- Directed by: Ed Morris
- Written by: Ed Morris
- Produced by: Polly du Plessis
- Starring: Ruby Barker; Lily-Rose Aslandogdu; Jamie Michie; Miranda Nolan; Andre Flynn;
- Cinematography: Ivan Bird
- Edited by: Flaura Atkinson
- Music by: Ibeyi Nikolaj Torp Larsen
- Release dates: 27 August 2020 (London Arts Film Festival); 9 November 2021 (internet);
- Running time: 82 minutes
- Country: United Kingdom
- Language: English

= How to Stop a Recurring Dream =

How to Stop a Recurring Dream is a 2020 British drama film directed by Ed Morris, starring Ruby Barker, Lily-Rose Aslandogdu, Jamie Michie, Miranda Nolan and Andre Flynn.

==Cast==
- Ruby Barker as Yakira
- Lily-Rose Aslandogdu as Kelly
- Jamie Michie as Paul
- Miranda Nolan as Michelle
- Andre Flynn as Chin
- David Bromley as Marlin
- Bartley Burke as Officer Simon
- Lee Byford as Police Officer
- Philip Desmeules as Officer Coleman
- Kurt Erickson as Rambler
- Adam Hugill as Kayden
- Jack Pierce as Officer John
- Ian Porter as Rambler
- Janet Walker as PC Chilvers

==Release==
The film won the Best Feature award at the British Urban Film Festival. For her performance in the film, Barker won the festival's Best Actress award. The film was released to digital streaming platforms on 9 March 2021.

==Reception==
Zehra Phelan of Flavourmag wrote that Morris "captures the pain and anguish of fragmented families that bury their issues under the carpet with potent realism."

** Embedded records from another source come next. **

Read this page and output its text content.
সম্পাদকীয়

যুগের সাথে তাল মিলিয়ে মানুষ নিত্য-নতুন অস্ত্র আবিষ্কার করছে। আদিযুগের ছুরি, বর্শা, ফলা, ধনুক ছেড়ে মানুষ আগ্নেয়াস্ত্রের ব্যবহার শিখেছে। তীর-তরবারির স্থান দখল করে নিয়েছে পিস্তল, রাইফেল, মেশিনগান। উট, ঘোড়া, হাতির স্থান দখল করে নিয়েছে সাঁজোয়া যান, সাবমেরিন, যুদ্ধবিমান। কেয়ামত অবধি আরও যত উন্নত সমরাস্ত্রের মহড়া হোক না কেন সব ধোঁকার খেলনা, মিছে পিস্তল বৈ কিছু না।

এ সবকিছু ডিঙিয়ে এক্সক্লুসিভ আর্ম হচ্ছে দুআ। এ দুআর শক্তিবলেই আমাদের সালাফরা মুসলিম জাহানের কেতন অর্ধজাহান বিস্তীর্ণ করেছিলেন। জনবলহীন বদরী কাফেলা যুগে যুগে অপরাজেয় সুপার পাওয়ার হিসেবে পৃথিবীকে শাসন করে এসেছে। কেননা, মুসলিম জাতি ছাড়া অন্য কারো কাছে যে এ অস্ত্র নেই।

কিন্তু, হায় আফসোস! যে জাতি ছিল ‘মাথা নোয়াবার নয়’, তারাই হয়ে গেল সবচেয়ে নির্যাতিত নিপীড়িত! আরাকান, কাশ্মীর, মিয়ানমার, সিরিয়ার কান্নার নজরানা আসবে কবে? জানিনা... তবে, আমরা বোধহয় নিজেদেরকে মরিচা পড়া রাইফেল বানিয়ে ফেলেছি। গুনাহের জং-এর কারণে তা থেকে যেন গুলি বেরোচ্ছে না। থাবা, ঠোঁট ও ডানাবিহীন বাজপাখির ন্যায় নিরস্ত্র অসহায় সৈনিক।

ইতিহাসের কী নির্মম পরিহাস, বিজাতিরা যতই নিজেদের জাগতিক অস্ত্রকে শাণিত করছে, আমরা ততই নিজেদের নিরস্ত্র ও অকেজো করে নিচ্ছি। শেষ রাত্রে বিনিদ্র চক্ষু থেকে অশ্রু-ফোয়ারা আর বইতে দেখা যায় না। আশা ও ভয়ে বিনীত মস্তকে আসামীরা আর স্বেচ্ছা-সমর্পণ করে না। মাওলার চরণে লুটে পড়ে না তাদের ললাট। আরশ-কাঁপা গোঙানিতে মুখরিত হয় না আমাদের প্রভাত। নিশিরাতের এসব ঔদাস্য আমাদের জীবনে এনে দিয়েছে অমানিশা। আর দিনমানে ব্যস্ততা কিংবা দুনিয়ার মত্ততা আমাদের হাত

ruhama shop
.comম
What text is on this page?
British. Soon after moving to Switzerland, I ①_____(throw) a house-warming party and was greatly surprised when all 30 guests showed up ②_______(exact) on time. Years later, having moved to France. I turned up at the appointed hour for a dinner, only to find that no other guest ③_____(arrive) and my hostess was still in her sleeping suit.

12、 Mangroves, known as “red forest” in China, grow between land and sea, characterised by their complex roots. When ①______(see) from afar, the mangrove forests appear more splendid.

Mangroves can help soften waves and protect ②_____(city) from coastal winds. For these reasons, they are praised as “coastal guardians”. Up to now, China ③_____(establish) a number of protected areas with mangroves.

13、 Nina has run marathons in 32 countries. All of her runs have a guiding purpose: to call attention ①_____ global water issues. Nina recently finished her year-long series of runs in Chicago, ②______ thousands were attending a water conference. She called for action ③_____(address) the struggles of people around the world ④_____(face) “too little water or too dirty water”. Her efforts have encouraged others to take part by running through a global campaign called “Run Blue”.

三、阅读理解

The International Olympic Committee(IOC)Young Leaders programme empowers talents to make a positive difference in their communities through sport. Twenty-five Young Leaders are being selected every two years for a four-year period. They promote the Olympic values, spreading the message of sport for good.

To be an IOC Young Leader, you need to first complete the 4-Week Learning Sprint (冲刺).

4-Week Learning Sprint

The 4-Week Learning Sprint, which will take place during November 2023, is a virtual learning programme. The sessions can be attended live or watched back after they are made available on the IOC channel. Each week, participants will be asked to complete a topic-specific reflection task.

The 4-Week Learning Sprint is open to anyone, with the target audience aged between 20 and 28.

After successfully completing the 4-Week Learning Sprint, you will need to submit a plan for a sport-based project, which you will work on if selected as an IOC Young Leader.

Sophie Cook of FilmHound rated the film 3 stars out of 5 and wrote that it "is explorative but retains an interesting narrative, a good amount of twists, and top acting that impresses throughout."

Cath Clarke of The Guardian rated the film 2 stars out of 5 and called it "half-baked" while praising Barker's performance.

Edward Porter of The Sunday Times rated the film 2 stars out of 5.